Apontamentos: subir a serra verde ao pôr-do-sol, verde e mais verde. Aqui o céu é mais alto, distante. Os carcarás (aves de rapina) a planar. Plantações extensas de eucaliptos, alinhados, dão diferentes tonalidades a este verde. Represas em pequenos povoados. Rebanhos de cabras a correr. E o sol que se põe. O ar frio do autocarro e a manta azul de malha que tenta aquecer o corpo. Terra vermelha, gretada, tal e qual a do Miradouro da Lua, em Luanda. Acampamentos de sem terra, com a bandeira vermelha do movimento em contra-luz. Noite de lua cheia. Placa para a esquerda: Vitória; para a direita: Salvador. Curva e contra-curva na serra. Costa do Cacau, dos Descobrimentos e das Baleias. Estradas não tão boas. Eu: tenho sono mas não quero fechar os olhos, quero absorver cada imagem. Aqui a noite é diferente.

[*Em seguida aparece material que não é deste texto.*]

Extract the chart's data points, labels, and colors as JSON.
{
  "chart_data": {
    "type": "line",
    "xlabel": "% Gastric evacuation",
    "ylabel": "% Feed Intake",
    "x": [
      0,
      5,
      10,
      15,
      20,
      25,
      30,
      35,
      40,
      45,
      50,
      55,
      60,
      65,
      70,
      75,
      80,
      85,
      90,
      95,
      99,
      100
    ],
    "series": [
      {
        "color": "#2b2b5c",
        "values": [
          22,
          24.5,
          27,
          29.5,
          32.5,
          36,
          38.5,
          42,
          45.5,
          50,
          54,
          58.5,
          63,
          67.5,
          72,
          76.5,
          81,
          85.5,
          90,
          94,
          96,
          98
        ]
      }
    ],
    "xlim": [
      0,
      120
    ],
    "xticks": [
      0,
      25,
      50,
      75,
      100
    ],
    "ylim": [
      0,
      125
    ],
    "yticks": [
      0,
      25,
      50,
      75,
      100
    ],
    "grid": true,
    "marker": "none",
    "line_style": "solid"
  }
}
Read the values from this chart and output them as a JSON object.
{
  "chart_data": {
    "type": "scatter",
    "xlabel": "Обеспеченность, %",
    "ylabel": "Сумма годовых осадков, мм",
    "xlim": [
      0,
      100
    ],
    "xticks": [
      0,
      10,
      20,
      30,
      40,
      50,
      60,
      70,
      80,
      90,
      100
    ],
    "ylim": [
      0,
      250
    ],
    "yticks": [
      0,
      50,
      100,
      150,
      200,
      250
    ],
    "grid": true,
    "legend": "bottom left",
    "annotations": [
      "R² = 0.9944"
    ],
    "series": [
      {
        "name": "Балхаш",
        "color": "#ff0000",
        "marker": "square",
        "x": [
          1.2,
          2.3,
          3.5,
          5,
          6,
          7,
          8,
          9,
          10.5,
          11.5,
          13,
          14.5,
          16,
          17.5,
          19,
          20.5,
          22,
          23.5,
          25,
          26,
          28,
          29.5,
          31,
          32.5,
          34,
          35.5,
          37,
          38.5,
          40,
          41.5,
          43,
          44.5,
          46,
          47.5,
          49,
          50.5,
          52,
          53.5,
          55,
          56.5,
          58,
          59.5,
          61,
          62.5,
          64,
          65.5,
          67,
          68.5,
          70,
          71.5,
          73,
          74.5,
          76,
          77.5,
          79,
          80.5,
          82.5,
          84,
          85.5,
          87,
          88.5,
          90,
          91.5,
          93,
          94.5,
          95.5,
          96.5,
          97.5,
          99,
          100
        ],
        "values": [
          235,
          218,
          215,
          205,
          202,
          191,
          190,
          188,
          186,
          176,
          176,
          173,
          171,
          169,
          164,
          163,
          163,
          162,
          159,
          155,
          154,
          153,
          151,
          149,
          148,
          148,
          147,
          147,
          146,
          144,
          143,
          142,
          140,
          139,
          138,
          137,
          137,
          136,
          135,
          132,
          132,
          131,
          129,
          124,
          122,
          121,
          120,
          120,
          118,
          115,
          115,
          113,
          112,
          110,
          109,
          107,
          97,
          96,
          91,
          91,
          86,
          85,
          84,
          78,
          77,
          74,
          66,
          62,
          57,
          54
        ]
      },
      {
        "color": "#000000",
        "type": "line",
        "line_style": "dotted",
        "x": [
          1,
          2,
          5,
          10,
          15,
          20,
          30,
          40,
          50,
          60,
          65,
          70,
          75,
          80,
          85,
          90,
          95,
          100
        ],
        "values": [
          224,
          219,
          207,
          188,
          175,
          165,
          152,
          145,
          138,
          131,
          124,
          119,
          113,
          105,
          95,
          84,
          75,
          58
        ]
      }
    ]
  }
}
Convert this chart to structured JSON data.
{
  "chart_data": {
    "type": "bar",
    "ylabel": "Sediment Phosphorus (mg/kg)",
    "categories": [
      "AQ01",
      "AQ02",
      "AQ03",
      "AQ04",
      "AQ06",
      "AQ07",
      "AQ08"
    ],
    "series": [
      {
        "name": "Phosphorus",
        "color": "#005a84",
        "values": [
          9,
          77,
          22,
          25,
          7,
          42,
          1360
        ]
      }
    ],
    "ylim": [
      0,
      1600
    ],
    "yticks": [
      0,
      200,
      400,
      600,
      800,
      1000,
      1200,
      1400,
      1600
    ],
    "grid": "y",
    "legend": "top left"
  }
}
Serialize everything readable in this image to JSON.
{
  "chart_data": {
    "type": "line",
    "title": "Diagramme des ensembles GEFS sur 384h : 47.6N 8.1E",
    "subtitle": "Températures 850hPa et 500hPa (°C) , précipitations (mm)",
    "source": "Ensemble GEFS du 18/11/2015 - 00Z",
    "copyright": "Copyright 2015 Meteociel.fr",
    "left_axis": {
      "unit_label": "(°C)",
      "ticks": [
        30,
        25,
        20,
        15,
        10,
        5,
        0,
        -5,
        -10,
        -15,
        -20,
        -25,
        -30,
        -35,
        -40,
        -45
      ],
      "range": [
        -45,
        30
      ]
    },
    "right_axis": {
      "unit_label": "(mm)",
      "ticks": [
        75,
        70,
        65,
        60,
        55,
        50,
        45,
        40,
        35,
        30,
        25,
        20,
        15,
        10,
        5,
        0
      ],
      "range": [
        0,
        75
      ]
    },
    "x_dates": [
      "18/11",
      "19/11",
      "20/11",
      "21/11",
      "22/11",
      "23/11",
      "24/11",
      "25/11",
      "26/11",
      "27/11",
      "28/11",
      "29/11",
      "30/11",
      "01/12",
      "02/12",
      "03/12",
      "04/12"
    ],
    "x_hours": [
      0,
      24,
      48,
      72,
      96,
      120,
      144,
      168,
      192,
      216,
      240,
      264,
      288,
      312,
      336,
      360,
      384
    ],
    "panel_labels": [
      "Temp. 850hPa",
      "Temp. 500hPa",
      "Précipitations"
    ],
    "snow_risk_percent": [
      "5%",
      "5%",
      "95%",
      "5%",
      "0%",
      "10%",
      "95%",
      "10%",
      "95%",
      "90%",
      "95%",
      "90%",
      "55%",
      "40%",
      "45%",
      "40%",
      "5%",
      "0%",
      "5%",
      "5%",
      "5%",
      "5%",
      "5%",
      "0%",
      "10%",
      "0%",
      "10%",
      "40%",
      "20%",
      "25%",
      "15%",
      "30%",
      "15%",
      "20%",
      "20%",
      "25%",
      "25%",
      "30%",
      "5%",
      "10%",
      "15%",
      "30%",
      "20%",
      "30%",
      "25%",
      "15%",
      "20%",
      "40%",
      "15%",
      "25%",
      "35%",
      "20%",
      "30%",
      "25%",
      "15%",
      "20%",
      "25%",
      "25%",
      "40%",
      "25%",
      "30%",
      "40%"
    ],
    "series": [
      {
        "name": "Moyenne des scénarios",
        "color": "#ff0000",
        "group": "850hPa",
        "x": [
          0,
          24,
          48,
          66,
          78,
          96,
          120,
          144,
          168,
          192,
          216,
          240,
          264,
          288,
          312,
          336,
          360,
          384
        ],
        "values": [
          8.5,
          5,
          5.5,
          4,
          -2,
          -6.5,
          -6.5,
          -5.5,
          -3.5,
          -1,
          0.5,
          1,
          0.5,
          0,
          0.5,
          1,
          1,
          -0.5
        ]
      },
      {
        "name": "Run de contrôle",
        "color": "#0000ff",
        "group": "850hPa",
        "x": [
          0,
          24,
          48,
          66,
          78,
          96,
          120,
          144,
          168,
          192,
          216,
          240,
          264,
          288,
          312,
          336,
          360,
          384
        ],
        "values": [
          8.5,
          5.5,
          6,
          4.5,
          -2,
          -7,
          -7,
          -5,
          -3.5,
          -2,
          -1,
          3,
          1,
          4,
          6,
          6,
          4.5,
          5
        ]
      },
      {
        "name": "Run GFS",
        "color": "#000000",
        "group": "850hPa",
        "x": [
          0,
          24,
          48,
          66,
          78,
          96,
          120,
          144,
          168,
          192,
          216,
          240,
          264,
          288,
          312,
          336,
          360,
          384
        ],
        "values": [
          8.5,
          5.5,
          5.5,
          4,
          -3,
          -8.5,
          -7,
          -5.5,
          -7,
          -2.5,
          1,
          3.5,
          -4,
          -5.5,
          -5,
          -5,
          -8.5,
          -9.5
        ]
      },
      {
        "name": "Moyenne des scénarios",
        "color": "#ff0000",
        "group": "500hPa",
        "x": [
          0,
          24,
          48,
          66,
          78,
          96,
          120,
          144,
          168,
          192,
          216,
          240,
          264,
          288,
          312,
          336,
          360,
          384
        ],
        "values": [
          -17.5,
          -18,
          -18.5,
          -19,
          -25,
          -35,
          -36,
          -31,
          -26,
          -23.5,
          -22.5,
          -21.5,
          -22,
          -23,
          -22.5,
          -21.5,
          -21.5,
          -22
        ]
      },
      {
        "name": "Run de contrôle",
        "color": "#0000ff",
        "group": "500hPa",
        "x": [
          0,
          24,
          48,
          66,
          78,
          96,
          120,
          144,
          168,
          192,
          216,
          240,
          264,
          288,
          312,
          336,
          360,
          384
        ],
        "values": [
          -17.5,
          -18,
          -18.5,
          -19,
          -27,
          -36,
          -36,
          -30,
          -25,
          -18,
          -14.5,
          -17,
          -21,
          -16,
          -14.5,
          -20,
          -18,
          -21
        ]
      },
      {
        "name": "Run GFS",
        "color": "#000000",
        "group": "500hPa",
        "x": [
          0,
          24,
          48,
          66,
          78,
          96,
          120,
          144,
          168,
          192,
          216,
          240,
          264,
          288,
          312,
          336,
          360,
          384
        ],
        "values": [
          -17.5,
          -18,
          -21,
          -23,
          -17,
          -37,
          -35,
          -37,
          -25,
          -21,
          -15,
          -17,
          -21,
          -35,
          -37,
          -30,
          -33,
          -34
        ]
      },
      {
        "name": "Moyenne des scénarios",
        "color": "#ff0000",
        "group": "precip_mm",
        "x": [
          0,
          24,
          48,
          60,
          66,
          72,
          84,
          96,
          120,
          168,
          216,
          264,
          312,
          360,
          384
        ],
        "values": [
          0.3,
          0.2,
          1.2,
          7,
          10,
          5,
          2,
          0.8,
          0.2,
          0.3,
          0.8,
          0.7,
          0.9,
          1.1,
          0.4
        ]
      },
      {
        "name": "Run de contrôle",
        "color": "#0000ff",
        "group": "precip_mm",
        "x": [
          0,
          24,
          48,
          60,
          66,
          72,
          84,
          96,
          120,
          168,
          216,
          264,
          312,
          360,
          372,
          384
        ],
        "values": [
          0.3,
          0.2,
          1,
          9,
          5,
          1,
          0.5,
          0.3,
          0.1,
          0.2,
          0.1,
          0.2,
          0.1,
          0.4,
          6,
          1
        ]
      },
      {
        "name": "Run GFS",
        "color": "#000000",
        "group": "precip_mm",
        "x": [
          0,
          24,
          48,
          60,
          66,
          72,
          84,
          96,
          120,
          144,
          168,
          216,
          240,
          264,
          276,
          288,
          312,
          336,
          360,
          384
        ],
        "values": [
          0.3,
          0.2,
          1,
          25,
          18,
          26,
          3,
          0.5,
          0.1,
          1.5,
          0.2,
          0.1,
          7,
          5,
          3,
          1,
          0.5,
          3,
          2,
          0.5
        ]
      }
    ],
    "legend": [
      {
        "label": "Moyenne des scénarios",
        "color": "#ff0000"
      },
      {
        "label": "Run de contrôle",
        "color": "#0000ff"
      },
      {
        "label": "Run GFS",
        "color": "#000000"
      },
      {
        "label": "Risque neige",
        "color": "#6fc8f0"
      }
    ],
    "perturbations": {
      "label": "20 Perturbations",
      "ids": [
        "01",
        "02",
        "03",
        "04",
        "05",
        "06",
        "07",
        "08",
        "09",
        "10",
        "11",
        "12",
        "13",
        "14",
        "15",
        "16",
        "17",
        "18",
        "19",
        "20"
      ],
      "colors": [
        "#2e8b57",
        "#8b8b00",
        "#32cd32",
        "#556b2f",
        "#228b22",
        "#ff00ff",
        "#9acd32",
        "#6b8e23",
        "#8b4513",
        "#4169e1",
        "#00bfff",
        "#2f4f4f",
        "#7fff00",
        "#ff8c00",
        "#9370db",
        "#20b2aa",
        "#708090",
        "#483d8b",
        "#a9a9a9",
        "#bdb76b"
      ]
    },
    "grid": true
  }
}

A nossa, a das nossas viagens longas por Angola com o vento a entrar pelo vidro do carro nas rectas enormes envolvidas na escuridão. A nossa noite é mais tensa. E telúrica. Sinto.

O que não apontei. Paragem de meia hora em Teixeira de Freitas, para comer. Salgados. Caem-me mal e tenho vontade de vomitar. Água com gás não ajuda. Filmes imbecis tentam distrair o sono de quem nem sabe que o DVD está a rodar. Uma mensagem lamechas aos meus kambas de Salvador, alguns de Angola, dois de Portugal: "'Salgo a caminar/ por la cintura cosmica del sur'. Em noite de lua cheia, a caminho do Rio, 'subo (...) hacia la entraña America y total'. 'Canción con todos', Mercedes Sosa. Com todos vocês. Abraço forte." Nova paragem. Entra mais gente. Atrás do meu lugar, um passageiro ameaça o seu vizinho: "Se me tocas mais uma vez dou-te um muro na cara, seu viado". Um telefonema. "Tenho um viado, um viadão sentado ao meu lado que não me pára de tocar, qual é o procedimento?" Ninguém se manifesta.

Durmo, acordo, durmo, acordo, durmo, acordo já com a luz da manhã cinzenta a envolver a tal muralha de morros de Cristo, ao longe. Cinco dias e 2265 km desde a saída de Salvador. Rodoviária, Praça XV, barca para Niterói, e a Marta no lado de lá, em mais um reencontro e um abraço. Um momento mais da nossa rotação conjunta mas algo desencontrada que começou há mais de cinco anos, em Cabo Verde. Como e vou dormir.

1 comment:

Ciro said...

Essa cena do viadinho no banco de tras do ônibus foi foda, pedrão! Por que vc não deu uma força para tentar solucionar a questão??